Resources: proficiency scales for criminological psychology topics

If you get this you win 1,000,000 geek points.

I’m not a massive fan of presenting a set of learning objectives (or whatever we’re calling them this inspection cycle) at the start of every lesson. I agree it’s important that students know where they’re heading and how what they’re engaging with relates to other things they are learning; I just don’t think that sticking today’s LOs on the board and reading them out/getting students to copy them down is a particularly effective way of accomplishing this. That said, there is still an argument for defining clear set of LOs when we plan.  When we teach a syllabus whose content and examination format we don’t determine (like A – Level Psychology) careful thought needs to be given to translating its potentially vague statements into terms that are meaningful given the people we’re teaching, the context in which we’re teaching them and the timescales involved.

I’ve done this a variety of ways in the past. I’ve always found it a very useful exercise for me, but of relative little apparent value to my students. To try to extract some more mileage from the process I’m currently experimenting with proficiency scales (Marzano, 2017). Besides communicating clearly what students need to be able to do, Marzano’s format also requires us to consider what progression in knowledge and understanding might look like in a topic and gives a scoring rubric we can use as the basis for assessment and feedback. I am interested to see how this works in practice.

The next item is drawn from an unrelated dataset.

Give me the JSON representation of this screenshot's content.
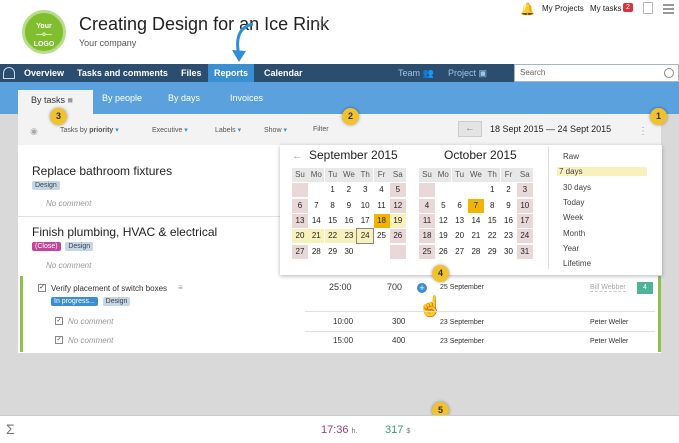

Here is a set of proficiency scales for the Edexcel criminological psychology topic and a generic proficiency scale (RTF) you can adapt for your own purposes. I’ve divided up the content using SOLO levels (Biggs & Collis, 1982) because it’s a fairly useful model of how students’ knowledge and understanding can be expected to develop. I’ll upload more topic proficiency scales when I’ve finished writing them.

Biggs, J.B. & Collis, K.F. (1982). Evaluating the quality of learning: the SOLO taxonomy. New York: Academic Press.

Marzano, R.J. (2017). The new art and science of teaching. Alexandria: Solution Tree/ASCD.